On any given day at Renzo Gracie Academy, over a hundred men and women roll on mats in the midtown Manhattan facility, from beginners to world champions, and every day trainers John Danaher and Natal, among others, are at the head of the classes, demonstrating techniques and then supervising the practice.
Sporting an omnipresent smile, Natal is a fixture at the academy, and is sought often by students of all ranks for his patience and willingness to teach jiu-jitsu to anyone and everyone. For some of those students, it’s strange to see the gentle professor inside the Octagon going full bear on his opponents.

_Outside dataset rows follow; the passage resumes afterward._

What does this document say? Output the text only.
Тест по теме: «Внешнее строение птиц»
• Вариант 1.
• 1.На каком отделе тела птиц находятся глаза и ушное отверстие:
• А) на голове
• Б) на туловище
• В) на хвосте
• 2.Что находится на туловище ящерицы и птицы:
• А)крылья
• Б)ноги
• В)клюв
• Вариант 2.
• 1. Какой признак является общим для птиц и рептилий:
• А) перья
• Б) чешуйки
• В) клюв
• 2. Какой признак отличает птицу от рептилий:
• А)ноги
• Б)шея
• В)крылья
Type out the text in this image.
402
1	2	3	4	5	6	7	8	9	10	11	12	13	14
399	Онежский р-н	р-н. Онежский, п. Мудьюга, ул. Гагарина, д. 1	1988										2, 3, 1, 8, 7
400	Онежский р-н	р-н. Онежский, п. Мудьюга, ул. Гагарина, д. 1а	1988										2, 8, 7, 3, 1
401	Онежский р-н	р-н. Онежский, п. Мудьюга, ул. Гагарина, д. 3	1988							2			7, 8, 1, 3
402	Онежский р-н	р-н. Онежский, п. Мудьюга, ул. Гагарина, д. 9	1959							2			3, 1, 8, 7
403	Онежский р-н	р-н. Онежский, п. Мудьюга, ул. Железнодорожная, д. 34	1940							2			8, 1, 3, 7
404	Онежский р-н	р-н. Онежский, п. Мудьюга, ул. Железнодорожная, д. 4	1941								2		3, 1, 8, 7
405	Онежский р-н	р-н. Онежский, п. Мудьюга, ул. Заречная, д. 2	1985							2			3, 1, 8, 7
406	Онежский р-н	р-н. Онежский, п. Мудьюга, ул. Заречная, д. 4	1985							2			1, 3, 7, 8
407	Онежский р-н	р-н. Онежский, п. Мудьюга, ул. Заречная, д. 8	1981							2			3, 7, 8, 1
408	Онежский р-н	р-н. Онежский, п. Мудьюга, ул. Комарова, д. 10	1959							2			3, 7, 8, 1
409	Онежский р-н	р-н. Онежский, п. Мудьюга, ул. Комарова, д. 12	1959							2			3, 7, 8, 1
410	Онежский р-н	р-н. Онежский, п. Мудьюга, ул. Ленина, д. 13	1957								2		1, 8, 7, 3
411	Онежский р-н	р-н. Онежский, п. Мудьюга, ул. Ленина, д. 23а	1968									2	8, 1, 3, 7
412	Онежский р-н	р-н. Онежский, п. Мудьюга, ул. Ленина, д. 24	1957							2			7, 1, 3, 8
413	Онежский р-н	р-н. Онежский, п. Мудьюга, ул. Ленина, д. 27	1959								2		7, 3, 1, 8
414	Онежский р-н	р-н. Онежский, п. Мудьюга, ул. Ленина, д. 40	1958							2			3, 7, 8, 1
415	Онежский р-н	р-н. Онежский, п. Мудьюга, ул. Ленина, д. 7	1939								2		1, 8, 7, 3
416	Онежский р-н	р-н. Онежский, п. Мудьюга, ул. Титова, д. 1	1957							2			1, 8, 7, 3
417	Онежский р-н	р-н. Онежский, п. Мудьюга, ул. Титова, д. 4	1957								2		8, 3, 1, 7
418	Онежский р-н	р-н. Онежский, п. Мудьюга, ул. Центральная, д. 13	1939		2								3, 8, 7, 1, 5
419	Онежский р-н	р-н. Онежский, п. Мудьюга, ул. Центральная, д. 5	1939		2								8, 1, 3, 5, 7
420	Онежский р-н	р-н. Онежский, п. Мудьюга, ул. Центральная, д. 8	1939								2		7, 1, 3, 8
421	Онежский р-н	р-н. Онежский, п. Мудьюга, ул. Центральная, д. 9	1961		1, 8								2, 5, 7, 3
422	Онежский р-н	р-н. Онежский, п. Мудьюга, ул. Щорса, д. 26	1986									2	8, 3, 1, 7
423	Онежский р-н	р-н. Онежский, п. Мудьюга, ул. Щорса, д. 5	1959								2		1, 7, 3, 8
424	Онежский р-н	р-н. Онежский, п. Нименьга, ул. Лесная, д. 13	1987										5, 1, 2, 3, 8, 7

“Fighting is my job, I have to hurt my friends in training, and unfortunately I have to hurt Uriah on fight night, but I have no animosity for any of my opponents,” he said. “Uriah is a nice guy and he doesn’t like to hurt people either. But he’s going to try to knock me out, so I have to do that to him before he does that to me.”
A Renzo Gracie disciple, “Sapo” has extended his family of coaches across the New York and New Jersey area, splitting time at Edge Gym in Hoboken, home to WSOF middleweight champion Dave Branch, and UFC veteran Ricardo Almeida’s academy in Hamilton, home to Frankie Edgar’s growing team.
“Every day I have to travel all over, but it’s good,” he said. “This is a great opportunity for me. Uriah has a lot of fans and people know him from The Ultimate Fighter, so it’s my chance to show the world what I can do. It’s a huge show with two title fights, so many people will be watching. I’m good. I can’t wait to get in there.”
Natal has headlined one card in the UFC, a 2013 Fight for the Troops event against Tim Kennedy that ended by way of knockout, and while the loss still stings, “Sapo” says he learned a lot from that fight.
“I was doing really well in that fight and he got a good punch in,” he said. “But my coaches were happy with my performance even though I lost. Sometimes it happens that way, but I had to build myself back up for this opportunity.”
Building back up means back-to-back wins against Chris Camozzi last September and Tom Watson in January. A win against Hall will likely garner a top ten opponent for Natal, and he says he can’t wait until he gets ranked in the UFC, but he’s not looking past the devastating striker who can hurt his opponents seemingly by accident.
In Hall’s last fight, it was an elbow that sent Ron Stallings to the hospital for stitches after the doctor stopped the fight, and of course there was that picture perfect spinning hook kick that knocked Adam Cella out cold on the TUF show.
Natal says he has a lot of respect for that power, but also that he has more tools to get the job done this weekend.
“I’ve improved my stand-up - my boxing with Mark Henry and my Muay Thai with Phil Nurse,” he said. “My stand-up is good, so I’m not worried too much about his stand-up, but of course I have to be careful. People underestimate his ground game. He’s actually really good in his jiu-jitsu but of course he’s not as good as me. There are very few fighters in my weight class that match my jiu-jitsu. I feel like this is my time.”